Norway is a curious combination of urban cool and stunning natural beauty. While the world is becoming interested in the chic design and cutting-edge restaurants of Oslo, this Scandinavian outpost still has plenty of tiny villages where life goes on much as it did one hundred years ago. And then there are the country’s justifiably famous fjords.
Most visitors start in Oslo, the capital of Norway and the headquarters for Scandinavian cool. It’s got more than its fair share of Michelin-starred restaurants (the eclectic national dishes, from reindeer to juniper berries, have helped give Norwegian food a shot at fame), and it’s packed with high-design cafes serving up excellent coffee to warm you up against the cold. In Oslo, spend as much time checking out the new and dynamic architecture (like the incredible Oslo Opera House) and trendy boutiques as you do exploring the historic and the old-fashioned, like the National Gallery and the open-air statue park in Vigeland.
Put on your down jacket and leave Oslo for colder but sublime natural areas. The biggest fjord in Norway is Sognefjord, which drops into the North Atlantic and even has its own waterfalls.

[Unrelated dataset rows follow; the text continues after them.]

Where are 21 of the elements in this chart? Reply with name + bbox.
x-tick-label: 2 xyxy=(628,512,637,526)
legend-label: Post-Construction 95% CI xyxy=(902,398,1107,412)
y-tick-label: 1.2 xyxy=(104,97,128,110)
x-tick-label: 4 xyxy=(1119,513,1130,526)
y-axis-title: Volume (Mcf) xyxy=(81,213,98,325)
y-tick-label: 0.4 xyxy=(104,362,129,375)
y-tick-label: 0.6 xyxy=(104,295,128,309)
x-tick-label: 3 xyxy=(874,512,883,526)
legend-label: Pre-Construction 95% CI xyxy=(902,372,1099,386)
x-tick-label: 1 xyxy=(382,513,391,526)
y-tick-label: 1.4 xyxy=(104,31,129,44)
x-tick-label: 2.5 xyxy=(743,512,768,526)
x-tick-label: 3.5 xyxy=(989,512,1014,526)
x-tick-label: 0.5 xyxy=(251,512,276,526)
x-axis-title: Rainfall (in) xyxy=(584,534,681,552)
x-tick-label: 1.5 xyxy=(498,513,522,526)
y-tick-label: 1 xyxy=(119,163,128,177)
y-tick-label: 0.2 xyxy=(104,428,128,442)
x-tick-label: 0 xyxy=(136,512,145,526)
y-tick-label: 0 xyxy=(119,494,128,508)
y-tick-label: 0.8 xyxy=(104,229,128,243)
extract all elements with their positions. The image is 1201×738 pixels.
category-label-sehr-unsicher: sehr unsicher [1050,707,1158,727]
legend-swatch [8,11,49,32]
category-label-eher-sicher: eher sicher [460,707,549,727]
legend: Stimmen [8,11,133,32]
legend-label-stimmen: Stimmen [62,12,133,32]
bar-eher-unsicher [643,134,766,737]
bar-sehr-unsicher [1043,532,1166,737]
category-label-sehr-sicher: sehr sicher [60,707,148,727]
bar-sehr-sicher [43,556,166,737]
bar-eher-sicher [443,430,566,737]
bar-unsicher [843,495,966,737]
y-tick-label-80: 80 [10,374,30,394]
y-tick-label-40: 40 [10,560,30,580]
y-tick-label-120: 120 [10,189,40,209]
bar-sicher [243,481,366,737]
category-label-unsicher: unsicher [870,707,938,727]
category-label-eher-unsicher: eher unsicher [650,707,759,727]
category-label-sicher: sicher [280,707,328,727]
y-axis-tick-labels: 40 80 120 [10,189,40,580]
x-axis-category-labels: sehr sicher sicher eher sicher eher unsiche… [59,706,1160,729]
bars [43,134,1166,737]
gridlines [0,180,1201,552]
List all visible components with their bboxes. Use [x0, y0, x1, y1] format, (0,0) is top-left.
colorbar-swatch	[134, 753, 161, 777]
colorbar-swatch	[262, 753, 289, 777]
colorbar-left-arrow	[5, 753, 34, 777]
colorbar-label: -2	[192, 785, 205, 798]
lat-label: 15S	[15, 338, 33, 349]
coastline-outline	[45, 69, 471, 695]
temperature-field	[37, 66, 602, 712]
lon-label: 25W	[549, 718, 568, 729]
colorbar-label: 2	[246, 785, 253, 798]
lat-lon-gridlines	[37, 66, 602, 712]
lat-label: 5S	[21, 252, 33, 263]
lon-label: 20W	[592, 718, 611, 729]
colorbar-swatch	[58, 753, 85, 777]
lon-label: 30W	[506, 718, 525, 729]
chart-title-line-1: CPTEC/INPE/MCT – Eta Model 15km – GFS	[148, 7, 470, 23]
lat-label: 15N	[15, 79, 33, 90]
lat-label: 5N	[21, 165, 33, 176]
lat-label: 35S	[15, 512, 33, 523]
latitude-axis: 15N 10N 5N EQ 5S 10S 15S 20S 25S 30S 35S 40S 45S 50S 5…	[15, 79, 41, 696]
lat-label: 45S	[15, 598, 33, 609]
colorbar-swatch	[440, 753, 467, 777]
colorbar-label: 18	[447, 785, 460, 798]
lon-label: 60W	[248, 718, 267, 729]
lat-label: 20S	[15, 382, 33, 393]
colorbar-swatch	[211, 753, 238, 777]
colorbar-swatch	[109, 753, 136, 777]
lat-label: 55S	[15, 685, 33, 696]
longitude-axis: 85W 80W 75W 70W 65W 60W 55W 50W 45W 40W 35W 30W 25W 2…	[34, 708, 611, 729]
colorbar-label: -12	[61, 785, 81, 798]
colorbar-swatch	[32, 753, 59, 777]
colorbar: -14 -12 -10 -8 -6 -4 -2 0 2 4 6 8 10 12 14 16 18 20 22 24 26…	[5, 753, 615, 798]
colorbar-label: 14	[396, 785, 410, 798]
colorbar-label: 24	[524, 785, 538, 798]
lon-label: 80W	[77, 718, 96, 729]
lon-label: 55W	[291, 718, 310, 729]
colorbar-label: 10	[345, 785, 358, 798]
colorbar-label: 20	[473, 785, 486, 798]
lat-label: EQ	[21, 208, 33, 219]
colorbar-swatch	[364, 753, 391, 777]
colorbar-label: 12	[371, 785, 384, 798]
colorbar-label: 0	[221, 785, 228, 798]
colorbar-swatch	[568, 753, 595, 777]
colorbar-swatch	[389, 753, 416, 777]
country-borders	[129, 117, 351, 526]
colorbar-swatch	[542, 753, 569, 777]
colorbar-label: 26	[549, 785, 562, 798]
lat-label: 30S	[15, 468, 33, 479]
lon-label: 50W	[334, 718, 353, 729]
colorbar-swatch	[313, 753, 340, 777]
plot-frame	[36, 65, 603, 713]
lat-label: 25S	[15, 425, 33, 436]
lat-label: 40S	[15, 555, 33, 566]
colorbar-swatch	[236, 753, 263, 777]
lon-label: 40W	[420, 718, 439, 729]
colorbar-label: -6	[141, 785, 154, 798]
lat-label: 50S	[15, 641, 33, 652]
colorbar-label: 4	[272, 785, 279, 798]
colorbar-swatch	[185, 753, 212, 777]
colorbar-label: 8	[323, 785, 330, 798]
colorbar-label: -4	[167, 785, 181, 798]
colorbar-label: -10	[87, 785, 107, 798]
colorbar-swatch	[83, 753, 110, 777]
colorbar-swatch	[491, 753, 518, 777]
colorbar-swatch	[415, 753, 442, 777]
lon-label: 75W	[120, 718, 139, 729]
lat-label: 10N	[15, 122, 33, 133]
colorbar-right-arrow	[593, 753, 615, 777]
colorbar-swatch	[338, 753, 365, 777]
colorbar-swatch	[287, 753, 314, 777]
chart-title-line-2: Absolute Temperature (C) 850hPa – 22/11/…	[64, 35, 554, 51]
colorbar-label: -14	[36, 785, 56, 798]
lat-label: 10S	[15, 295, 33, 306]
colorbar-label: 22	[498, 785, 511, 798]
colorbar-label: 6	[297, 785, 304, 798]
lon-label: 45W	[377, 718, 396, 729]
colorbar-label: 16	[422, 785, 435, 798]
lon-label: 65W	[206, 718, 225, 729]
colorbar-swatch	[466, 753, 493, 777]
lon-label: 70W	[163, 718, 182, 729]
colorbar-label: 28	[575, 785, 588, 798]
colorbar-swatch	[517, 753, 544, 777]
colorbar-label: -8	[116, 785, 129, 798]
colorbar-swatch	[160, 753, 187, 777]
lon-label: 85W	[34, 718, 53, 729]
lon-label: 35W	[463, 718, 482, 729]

Venture into the Arctic Circle, where teams of fisherman catch the mackerel and cod that you’ll eat in the big cities, and travel up to Svalbard to spot glaciers, polar bears and reindeer. Between late autumn and early spring, the Northern Lights are an excellent reason to brave the long winter nights. There are plenty of hotels in Norway designed to offer you the best views of this enchanting phenomenon.
If you truly don’t mind the cold, be sure to visit Røros, which is a Unesco World Heritage Site. It’s a village that was once a copper mining centre, and which is now a gorgeous mix of brightly coloured historic houses surrounded by woods.